I found my team members, I just want advice on paying them in a way that's legal. Does Paypal or a similar service suffice? The team is based in Easter Europe and I'm in the USA.
Eastern Europe is a big place and each country has different requirements and constraints for money transfer. So, it really depends on the desitnation you are sending money to.
The most common type of payment is wire transfer, as many countries in that region don't allow PayPal. If PayPal is available that's very popular, and after that you see everything from moneybookers to bitcoin being used as payment.
In our experience, it's best to ask your developers what they prefer and try to accommodate them. The reason is that it's usually (but not always) a bit more trouble for the offshore team to receive/handle the inbound payments than it is for you to send them.
For example, for some companies in Ukraine the easiest way is to receive wire transfers. But, they might need to to have a signed copy of the invoice that you are paying and present it to the bank each time you make a payment, just to get a released. There are also a lot of fees that your vendor might need to pay for inbound payments, etc.

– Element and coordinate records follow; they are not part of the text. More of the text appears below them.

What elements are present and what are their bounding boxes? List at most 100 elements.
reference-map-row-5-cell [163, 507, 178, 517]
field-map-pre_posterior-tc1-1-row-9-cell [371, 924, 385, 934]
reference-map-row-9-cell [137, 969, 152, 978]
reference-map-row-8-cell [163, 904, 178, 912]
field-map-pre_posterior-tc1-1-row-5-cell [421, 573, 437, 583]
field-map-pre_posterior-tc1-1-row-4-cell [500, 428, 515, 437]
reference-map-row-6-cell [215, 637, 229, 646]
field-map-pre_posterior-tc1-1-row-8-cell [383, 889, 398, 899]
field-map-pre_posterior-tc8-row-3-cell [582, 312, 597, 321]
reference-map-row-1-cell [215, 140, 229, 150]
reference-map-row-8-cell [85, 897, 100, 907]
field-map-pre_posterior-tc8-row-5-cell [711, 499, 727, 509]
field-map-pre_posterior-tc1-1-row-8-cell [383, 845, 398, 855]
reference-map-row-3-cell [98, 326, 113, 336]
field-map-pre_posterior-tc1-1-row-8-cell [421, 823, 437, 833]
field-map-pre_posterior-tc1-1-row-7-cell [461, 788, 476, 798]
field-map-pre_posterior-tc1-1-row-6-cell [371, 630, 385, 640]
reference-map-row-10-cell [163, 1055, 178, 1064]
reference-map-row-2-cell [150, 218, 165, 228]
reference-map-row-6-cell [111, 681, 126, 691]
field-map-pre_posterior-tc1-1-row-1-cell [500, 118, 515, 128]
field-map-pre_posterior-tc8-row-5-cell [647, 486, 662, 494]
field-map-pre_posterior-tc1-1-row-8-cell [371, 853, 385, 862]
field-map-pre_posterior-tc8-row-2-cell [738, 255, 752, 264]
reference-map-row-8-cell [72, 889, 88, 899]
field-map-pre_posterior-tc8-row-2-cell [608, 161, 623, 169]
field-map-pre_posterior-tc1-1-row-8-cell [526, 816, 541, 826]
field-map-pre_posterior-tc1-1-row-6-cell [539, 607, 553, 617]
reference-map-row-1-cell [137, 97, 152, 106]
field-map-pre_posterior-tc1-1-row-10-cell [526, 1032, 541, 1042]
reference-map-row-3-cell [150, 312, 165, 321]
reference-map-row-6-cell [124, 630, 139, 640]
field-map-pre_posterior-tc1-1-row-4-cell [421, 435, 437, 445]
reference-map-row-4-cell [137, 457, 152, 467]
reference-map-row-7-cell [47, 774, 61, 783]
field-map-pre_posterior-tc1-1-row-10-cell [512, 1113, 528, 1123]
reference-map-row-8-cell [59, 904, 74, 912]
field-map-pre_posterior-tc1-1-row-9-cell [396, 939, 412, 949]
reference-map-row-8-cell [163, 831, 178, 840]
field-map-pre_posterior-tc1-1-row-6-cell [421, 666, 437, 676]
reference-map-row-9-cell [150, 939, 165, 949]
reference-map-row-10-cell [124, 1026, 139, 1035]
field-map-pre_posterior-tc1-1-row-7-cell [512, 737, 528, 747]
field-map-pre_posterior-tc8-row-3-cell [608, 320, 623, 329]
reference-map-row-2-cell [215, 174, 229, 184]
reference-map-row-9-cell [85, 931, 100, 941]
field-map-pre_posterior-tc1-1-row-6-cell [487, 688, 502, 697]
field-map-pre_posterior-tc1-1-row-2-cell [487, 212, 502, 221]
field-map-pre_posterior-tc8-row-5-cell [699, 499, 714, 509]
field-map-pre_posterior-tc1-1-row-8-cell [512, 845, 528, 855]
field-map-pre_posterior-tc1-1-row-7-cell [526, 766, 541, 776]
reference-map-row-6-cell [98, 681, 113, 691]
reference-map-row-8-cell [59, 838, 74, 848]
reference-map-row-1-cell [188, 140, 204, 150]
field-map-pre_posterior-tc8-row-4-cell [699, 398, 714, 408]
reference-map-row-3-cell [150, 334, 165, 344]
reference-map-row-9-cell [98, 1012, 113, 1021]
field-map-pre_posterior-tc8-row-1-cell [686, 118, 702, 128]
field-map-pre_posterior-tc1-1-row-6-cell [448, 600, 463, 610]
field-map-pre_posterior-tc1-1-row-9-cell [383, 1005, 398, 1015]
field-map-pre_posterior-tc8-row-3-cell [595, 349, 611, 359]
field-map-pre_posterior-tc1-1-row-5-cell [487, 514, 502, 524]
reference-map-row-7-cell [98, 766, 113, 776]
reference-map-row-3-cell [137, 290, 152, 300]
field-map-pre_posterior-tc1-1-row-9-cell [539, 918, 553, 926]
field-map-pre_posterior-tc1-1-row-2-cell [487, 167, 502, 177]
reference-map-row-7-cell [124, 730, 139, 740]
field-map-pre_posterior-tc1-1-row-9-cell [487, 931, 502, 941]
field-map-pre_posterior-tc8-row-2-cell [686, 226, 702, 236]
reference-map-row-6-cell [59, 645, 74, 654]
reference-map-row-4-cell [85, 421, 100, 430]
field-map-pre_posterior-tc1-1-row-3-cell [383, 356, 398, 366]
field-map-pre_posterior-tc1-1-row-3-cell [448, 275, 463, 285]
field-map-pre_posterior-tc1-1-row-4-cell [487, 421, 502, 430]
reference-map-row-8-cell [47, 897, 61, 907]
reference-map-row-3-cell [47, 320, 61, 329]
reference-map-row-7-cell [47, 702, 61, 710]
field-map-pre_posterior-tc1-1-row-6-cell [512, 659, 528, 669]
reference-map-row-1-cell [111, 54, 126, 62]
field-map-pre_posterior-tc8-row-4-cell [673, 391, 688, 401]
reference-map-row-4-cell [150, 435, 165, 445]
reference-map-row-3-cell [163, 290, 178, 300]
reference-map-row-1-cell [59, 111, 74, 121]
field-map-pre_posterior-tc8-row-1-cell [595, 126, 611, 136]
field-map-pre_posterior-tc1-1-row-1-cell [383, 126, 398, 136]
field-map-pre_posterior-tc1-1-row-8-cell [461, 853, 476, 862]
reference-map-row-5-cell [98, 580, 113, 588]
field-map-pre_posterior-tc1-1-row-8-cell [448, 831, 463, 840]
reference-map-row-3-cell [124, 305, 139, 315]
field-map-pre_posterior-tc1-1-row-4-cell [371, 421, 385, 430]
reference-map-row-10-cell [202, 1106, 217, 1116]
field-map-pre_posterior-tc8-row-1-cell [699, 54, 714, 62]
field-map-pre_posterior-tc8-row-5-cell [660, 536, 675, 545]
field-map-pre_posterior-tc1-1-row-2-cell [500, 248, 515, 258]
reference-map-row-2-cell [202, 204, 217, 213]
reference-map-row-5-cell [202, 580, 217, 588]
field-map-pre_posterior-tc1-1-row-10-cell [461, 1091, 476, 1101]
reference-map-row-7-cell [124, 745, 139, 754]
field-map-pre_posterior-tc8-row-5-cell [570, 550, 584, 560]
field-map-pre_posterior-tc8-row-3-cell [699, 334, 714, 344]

Compare that to the US where you can easily send a wire transfer only and for a small fee.
Services like Skrill or PayPal are generally easier although it still might be tricky for the vendor to redeem money and sometimes it takes a while for them. The 2 or 3 percent fees with those services is frequently, but not always cheaper.
In terms of legality, this shouldn't really be a concern as any legitimate payment technique should be fine legally. Basically, if you are making a legitimate payment for a legitimate service to a legitimate vendor, there is no reason to think that any standard and reasonable payment system would not be appropriate legally. Just make sure that, in the event anyone were to ask, you could quite easily provide evidence that the services and payment were legit.
I disagree that you need to be concerned about money laundering as mentioned in another answer below. If you are legitimately engaged with an overseas software team and nothing illegal is going on, there should be plenty of documentation, emails, and delivered code to easily prove that what you are doing is legit in the very unlikely event that the IRS or government were to inquire.